Definition
An FAA-approved document, specific to a particular aircraft by make, model, and registration, that lists the instruments and equipment which may be inoperative while the aircraft is still legally airworthy for flight, along with any conditions, limitations, or maintenance procedures that must accompany each allowed inoperative item.
Plain English
An official, aircraft-specific list that tells you which broken items you are allowed to fly with, and under what conditions.
Context Anchor
Used before a flight when a pilot finds equipment that is not working, such as during preflight, dispatch, or an aircraft logbook review.
Derivation
‘Minimum’ here doesn’t mean ‘least amount required generally.’ It refers to the minimum equipment that must be working for this specific aircraft to be dispatched legally.
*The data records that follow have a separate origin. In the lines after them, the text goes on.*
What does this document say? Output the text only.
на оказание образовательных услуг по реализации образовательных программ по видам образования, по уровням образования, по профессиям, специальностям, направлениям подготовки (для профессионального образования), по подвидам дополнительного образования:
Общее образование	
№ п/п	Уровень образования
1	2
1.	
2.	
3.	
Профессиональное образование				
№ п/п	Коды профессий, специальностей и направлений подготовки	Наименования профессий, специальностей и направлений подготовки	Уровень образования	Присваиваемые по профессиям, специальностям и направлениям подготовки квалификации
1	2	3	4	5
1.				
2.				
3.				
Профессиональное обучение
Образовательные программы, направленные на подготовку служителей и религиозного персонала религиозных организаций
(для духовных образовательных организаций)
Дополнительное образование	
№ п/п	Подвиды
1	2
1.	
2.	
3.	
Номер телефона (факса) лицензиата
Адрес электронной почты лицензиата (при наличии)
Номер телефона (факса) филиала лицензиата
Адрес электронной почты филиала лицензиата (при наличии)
The word ‘list’ is literal — it’s a written, approved document, not a verbal rule of thumb.
Why Pilots Care
It determines whether the aircraft can be flown legally and safely with certain equipment inoperative, avoiding both unnecessary grounding and unsafe operations.
Intuition Check
Do not read “minimum equipment list” as a list of everything the aircraft must have for every flight. In aviation use, it is mainly a controlled list of items that may be not working, if the listed conditions are met.
Example Sentence 1
The landing light was inoperative, so the pilot consulted the MEL to confirm the aircraft could be dispatched for the daytime flight.
Example Sentence 2
With the navigation light listed as allowable inoperative on the MEL, the aircraft could depart for the short VFR trip after sunset.